Infections by intracellular bacterial pathogens of the genus Salmonella spp. and Listeria spp. remain leading causes of foodborne illnesses. For instance, typhoid fever, a disease caused by Salmonella typhi affects about 16 million people and causes 500,000 to 600,000 deaths each year. Listeria infection is of great concern for pregnant women, the elderly, and immunocompromised patients. In such individuals it can cause listeriosis, a disease with fatal outcome in 20-30% of cases. Listeria infection is also amongst the leading causes of stillbirth. These infections can usually be treated by chemotherapy, but the accelerating emergence of multidrug-resistant strains constitutes a recurrent threat. This raises the need for the development of novel preventive and therapeutic tools, including vaccines, as well as for the identification of biomarkers permitting the stratification of patients according to their susceptibility to the most severe forms of these diseases. A better understanding of the interactions between the host immune system and these pathogens will help to meet these needs. It is accepted that mononuclear phagocytes, as well as T and B cells play critical roles in host defense during these infections, yet
outstanding gaps remain in our knowledge of how this cellular network contributes to control of these pathogens. In particular, the molecular mechanisms used by monocytes/macrophages to restrict bacterial growth in vivo remain incompletely understood, due to the lack of a technology enabling a global view of the transcriptome expressed by these phagocytes in their physiological context upon infection.

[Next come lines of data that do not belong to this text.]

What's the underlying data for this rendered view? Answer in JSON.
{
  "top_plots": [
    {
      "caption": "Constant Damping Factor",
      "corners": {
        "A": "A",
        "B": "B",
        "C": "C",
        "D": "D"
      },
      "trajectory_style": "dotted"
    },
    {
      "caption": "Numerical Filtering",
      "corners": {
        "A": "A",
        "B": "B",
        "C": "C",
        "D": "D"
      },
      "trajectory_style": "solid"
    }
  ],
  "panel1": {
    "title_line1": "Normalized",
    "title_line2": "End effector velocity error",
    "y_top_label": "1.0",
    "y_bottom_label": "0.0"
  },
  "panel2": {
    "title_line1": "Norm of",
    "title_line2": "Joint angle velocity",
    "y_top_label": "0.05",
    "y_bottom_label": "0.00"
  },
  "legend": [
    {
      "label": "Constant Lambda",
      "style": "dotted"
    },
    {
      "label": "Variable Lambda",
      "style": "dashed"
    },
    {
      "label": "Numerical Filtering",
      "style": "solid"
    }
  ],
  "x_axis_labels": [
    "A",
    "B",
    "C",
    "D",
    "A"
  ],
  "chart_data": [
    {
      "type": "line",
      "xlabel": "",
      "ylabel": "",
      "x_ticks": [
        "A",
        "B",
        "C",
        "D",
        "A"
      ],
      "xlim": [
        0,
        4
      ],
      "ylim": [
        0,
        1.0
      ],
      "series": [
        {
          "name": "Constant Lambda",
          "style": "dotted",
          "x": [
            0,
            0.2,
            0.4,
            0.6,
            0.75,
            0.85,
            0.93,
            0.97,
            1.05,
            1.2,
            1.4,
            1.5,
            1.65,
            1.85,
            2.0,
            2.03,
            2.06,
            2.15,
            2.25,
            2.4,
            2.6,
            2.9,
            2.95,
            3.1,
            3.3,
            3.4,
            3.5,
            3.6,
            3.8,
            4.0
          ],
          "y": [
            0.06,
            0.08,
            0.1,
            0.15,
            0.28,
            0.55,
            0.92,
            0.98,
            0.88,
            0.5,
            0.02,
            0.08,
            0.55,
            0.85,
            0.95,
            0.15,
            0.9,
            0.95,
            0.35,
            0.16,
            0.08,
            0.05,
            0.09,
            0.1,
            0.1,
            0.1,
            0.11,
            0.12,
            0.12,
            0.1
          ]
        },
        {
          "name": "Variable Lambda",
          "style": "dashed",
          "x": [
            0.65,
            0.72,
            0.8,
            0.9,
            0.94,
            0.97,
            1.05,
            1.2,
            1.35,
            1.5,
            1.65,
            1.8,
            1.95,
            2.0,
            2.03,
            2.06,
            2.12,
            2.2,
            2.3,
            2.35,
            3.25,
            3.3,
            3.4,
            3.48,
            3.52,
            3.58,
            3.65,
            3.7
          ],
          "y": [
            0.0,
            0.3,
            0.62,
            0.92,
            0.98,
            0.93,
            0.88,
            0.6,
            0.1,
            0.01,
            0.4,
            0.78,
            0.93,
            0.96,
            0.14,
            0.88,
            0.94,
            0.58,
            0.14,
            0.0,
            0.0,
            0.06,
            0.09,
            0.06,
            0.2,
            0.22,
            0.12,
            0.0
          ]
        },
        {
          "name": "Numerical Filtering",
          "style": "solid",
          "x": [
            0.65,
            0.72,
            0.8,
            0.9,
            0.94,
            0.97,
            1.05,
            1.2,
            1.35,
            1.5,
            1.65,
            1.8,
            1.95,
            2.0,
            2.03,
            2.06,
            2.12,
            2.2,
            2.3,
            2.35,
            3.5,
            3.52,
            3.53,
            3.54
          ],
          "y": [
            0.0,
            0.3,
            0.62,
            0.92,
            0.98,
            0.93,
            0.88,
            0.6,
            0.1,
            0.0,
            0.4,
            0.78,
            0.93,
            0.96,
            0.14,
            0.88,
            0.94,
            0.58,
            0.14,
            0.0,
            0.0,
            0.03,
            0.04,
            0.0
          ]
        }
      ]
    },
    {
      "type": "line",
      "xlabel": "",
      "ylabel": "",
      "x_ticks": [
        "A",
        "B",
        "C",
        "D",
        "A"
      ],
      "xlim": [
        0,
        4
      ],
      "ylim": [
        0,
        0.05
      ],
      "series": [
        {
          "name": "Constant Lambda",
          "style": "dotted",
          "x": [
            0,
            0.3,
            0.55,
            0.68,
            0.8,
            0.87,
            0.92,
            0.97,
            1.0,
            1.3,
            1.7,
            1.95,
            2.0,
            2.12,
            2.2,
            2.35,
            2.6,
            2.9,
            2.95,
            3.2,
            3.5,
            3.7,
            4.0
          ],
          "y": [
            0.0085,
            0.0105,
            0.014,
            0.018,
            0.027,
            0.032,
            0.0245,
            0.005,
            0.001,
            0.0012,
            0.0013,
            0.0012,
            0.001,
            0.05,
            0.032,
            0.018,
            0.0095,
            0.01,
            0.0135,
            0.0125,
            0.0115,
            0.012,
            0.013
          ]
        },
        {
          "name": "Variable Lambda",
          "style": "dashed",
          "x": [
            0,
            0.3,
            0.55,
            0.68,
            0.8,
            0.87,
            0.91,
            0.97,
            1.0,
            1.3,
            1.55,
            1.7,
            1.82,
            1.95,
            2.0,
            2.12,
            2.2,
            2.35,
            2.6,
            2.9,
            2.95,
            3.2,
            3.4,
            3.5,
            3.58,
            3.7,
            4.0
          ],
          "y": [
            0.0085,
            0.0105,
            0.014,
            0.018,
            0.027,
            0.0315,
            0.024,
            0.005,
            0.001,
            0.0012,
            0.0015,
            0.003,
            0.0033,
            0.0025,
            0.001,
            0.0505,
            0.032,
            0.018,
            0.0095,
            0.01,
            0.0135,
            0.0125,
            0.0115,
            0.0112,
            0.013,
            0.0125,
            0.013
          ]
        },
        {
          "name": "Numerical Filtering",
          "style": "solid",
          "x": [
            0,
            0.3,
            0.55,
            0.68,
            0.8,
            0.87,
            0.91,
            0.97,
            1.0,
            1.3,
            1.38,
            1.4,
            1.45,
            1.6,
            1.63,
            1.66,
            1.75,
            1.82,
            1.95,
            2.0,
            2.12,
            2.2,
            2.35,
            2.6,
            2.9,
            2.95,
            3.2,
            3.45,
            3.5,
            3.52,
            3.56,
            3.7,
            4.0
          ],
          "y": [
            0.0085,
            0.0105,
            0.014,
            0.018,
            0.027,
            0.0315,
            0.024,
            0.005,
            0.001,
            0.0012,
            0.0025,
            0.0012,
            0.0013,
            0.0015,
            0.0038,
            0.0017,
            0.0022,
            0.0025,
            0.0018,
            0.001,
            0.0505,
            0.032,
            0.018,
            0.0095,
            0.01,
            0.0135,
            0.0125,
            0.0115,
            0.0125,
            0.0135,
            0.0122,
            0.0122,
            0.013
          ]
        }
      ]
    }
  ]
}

Although the development of effective vaccines requires targeting of antigen(s) to the relevant antigen-presenting cell sub-populations in vivo, the roles of individual dendritic cell (DC) subsets for the
induction of protective effector and memory T cell responses to Salmonella and Listeria has received little attention. Finally, the impact of the inhibitory activities of B cells, which have recently emerged as powerful negative regulators of anti-microbial immunity, via cytokine-mediated suppression of mononuclear phagocytes, is still poorly understood. To approach these issues, and obtain a better view of host-pathogen interactions we have assembled a consortium that integrates unique expertise in biology of monocyte/macrophages, DC, B cells, and intracellular bacterial pathogens. State-of-the-art approaches will be developed to provide - at an unprecedented level of resolution - a global picture of the molecular and cellular pathways involved in anti-microbial immunity against intracellular bacterial pathogens, and to derive therapeutic tools.